Risk of bias in individual indices was not assessed, as it was not applicable for our review. Publication bias may exist because we searched only on PubMed, which may miss some articles. Given the heterogeneity in the way studies reported their calibration, straightforward comparisons were impossible. Studies that included administrative data may have included hospitalized and nursing home patients. While we attempted to exclude indices developed on cohorts where more than 50% were hospitalized or in nursing homes, not all papers provided this information. For this study, we abstracted the calibration statistics as reported by the authors of each prognostic index. Currently, methods to assess model performance are not standardized and are reported in a variety of ways. Future studies of prognostic indices should report calibration using standard means.⁴² Clinicians and researchers can choose to implement the prognostic algorithms we classified as usable, and test whether appropriate patients for ACP conversations are identified in the primary care setting.

Conclusion

Our review identified 18 studies with 17 published prognostic indices that are potentially useful for patient identification for ACP conversations.
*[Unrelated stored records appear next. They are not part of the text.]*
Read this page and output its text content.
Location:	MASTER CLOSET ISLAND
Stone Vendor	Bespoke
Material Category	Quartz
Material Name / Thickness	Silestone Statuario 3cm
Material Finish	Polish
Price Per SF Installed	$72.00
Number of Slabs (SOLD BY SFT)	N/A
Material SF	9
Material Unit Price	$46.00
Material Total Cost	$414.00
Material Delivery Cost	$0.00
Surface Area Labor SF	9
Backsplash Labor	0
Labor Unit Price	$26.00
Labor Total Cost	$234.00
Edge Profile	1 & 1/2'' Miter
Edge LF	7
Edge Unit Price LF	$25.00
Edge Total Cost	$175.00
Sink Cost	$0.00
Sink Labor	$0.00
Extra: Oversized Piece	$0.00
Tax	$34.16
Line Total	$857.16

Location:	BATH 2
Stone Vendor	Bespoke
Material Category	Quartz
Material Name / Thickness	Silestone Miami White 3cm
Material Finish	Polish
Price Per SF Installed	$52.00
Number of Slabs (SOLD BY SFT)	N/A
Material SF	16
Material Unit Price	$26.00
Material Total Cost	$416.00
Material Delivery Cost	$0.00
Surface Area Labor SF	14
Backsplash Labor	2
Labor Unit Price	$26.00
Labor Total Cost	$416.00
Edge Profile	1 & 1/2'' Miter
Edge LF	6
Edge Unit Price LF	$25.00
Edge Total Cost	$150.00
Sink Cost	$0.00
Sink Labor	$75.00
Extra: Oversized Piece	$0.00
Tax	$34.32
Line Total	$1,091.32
Eight prognostic indices from the U.S. and 2 from the U.K. were identified as ‘clinically’ usable.^{22,26–28,30,31,33,34,36,37} An index classified as ‘clinically usable’ may not be easy-to-use because of a large number of variables that are not routinely collected and the need for programming the index into the electronic medical record. Future research should validate these indices in other populations, compare across indices to determine time spent per patient, and program them into electronic medical records to see which ones are most feasible in busy practices.